自己整理的 Python Cookbook III 的学习笔记, 没有严格照原文翻译但保留了大部分内容, 第02章, 文本处理. 介绍了文本搜索替换, 文本清理, 格式化输出等.

以多种分隔符拆分文本
匹配文本的开头或结尾
用 Shell 通配符匹配文本
按照模式匹配文本
查找替换文本
查找替换时忽略大小写
在匹配时跨越多行文字
把 Unicode 字符转换为标准表现形式
清理文本中无用的部分
更高级的清理和净化文本操作
对齐文本
在字符串中插入变量
将文本的每行调整到指定字符数
处理 HTML 字符实体

以多种分隔符拆分文本

问题

需要分割字符串, 但是分隔符(有时也包括周围的空白字符)是不确定的.

方案

字符串的 split() 方法在简单的场合很好用, 但是不能处理有多种分割字符, 以及分割符周围有空白字符的情况. 这时需要的是 re.split():

>>> line = 'asdf fjdk; afed, fjek,asdf,      foo'
>>> import re
>>> re.split(r'[;,\s]\s*', line)
['asdf', 'fjdk', 'afed', 'fjek', 'asdf', 'foo']

讨论

re.split() 可以指定多种分割字符, 在这个例子里, 分隔符是逗号, 分号或者空白字符, 其后可以跟着任意多的空白字符. 一旦匹配到这个模式, 整个匹配都将成为分割字符. 这个办法像 str.split() 一样, 也是返回分段的列表.

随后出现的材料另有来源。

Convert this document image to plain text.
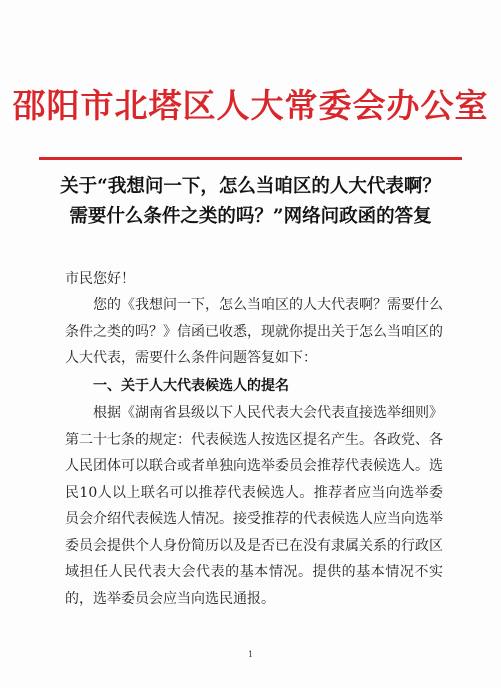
邵阳市北塔区人大常委会办公室
关于“我想问一下，怎么当咱区的人大代表啊？
需要什么条件之类的吗？”网络问政函的答复
市民您好！
您的《我想问一下，怎么当咱区的人大代表啊？需要什么条件之类的吗？》信函已收悉，现就你提出关于怎么当咱区的人大代表，需要什么条件问题答复如下：
一、关于人大代表候选人的提名
根据《湖南省县级以下人民代表大会代表直接选举细则》第二十七条的规定：代表候选人按选区提名产生。各政党、各人民团体可以联合或者单独向选举委员会推荐代表候选人。选民10人以上联名可以推荐代表候选人。推荐者应当向选举委员会介绍代表候选人情况。接受推荐的代表候选人应当向选举委员会提供个人身份简历以及是否已在没有隶属关系的行政区域担任人民代表大会代表的基本情况。提供的基本情况不实的，选举委员会应当向选民通报。
1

用 re.split() 时应该小心正则表达式中有括号分组的情况. 如果用到了捕获分组, 则捕获到的内容也会出现在结果列表中.

>>> fields = re.split(r'(;|,|\s)\s*', line)
>>> fields
['asdf', ' ', 'fjdk', ';', 'afed', ',', 'fjek', ',', 'asdf', ',', 'foo']

Getting the split characters might be useful in certain contexts. For example, maybe you need the split characters later on to reform an output string: 有时候捕获分割字符很有必要, 比如之后需要利用分割字符重建文本:

>>> values = fields[::2]
>>> delimiters = fields[1::2] + ['']
>>> values
['asdf', 'fjdk', 'afed', 'fjek', 'asdf', 'foo']
>>> delimiters
[' ', ';', ',', ',', ',', '']
>>> # Reform the line using the same delimiters
>>> ''.join(v+d for v,d in zip(values, delimiters))
'asdf fjdk;afed,fjek,asdf,foo'

如果不想让分割字符出现在返回结果中, 但又必须在正则表达式中使用括号分组, 那么可以用”非捕获分组” ?:..., 举例:

>>> re.split(r'(?:,|;|\s)\s*', line)
['asdf', 'fjdk', 'afed', 'fjek', 'asdf', 'foo']

匹配文本的开头或结尾

问题

需要检查字符串的开头或结尾是否为特定值, 比如在文件类型检测, URL 协议检测等场合.

方案

最简单的办法是用 startswith() 和 str.endswith():

>>> filename = 'spam.txt'
>>> filename.endswith('.txt')
True
>>> filename.startswith('file:')
False
>>> url = 'http://www.python.org'
>>> url.startswith('http:')
True

要检查多个可能的值时, 可以用包含这些值的元组作参数:

>>> import os
>>> filenames = os.listdir('.')
>>> filenames
[ 'Makefile', 'foo.c', 'bar.py', 'spam.c', 'spam.h' ]
>>> [name for name in filenames if name.endswith(('.c', '.h')) ]
['foo.c', 'spam.c', 'spam.h'
>>> any(name.endswith('.py') for name in filenames)
True

另一个例子:

from urllib.request import urlopen
def read_data(name):
    if name.startswith(('http:', 'https:', 'ftp:')):
        return urlopen(name).read()
    else:
        with open(name) as f:
             return f.read()

注意, 这两个方法必须以元组做参数, 这在 Python 中很少见. 如果传入参数的类型是列表或集合, 那需要先转为元组.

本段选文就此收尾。